The Portuguese Regulation on which the resolution of Banco Espírito Santo (BES) in August 2014 was based is compatible with the right to property, the Court of Justice of the European Union ruled on Thursday 5 May (Case C-83/20).
Two companies holding subordinated bonds issued by BES and shareholdings in the Portuguese bank are challenging in the Portuguese courts the compatibility of the Portuguese Regulation on the resolution of credit institutions with EU law and the provisions of the EU Charter of Fundamental Rights on property rights. At the time of BES’s resolution in August 2014, a series of provisions of the ‘BRRD’ Directive (2014/59) on banking resolution, applicable since December 2014, had not been transposed.

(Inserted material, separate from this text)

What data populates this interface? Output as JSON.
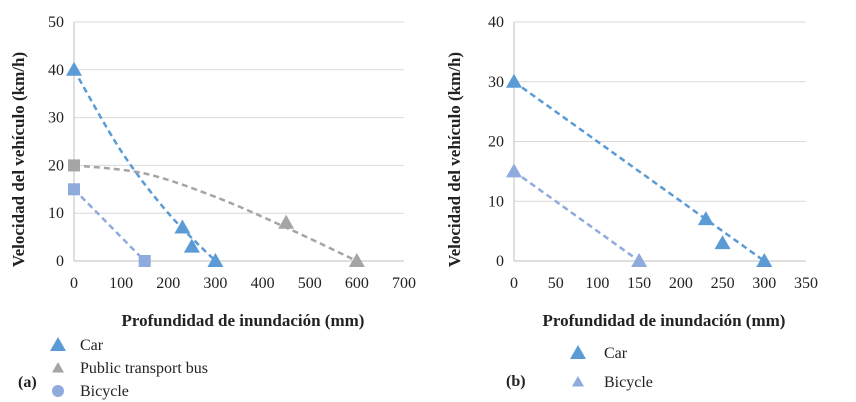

In its judgment, the Court finds that the Portuguese Regulation at issue is compatible with the property rights provisions of the Charter (Article 17).
On this point, the European Court is of the opinion that the Charter is applicable to restrictions on the right of ownership of shares or bonds negotiable on capital markets such as those in the present case. Nevertheless, it considers that the BES resolution - which led to the creation of the bridge bank - Novo Banco SA to which certain assets, liabilities, extra-patrimonial items managed by BES were transferred (see EUROPE 11138/15) - did not entail a deprivation of property insofar as it did not provide for dispossession or formal expropriation of the shares or bonds concerned.
It is true that the resolution of BES has led to a regulation of the use of assets that may affect the property rights of BES shareholders, whose economic position is affected, and of bondholders whose debt instruments have not been transferred to the bridge bank.
Nevertheless, the Court held that, with regard to the margin of appreciation available to Member States when adopting economic decisions, the property rights provisions of the Charter do not preclude national legislation which does not contain an express provision guaranteeing that shareholders do not suffer greater losses than they would have done if a failing bank had gone into liquidation at the date on which the bank resolution was pronounced (the ‘no creditor worse off’ principle).
Furthermore, the Court wondered whether the partial transposition by a Member State of the BRRD into national legislation on the resolution of credit institutions before the expiry of the deadline for transposition could seriously compromise the achievement of the result prescribed by the Directive, within the meaning of the European case law (Cases C-246/06 and C-439/16).
The answer to this question is no. According to the Court, Portugal cannot be criticised for not having transposed, in August 2014, all the provisions of the Directive, which have been applicable since December 2014. However, during the transposition period, a Member State must refrain from adopting general measures which would seriously compromise the achievement of the result prescribed by the Directive.
The Portuguese Court will have to assess whether the national provisions at issue are such as to seriously compromise the result prescribed by the BRRD. However, the Court considers that the correct but partial transposition of a Directive by a Member State before the expiry of the transposition period is not likely to produce such a negative effect.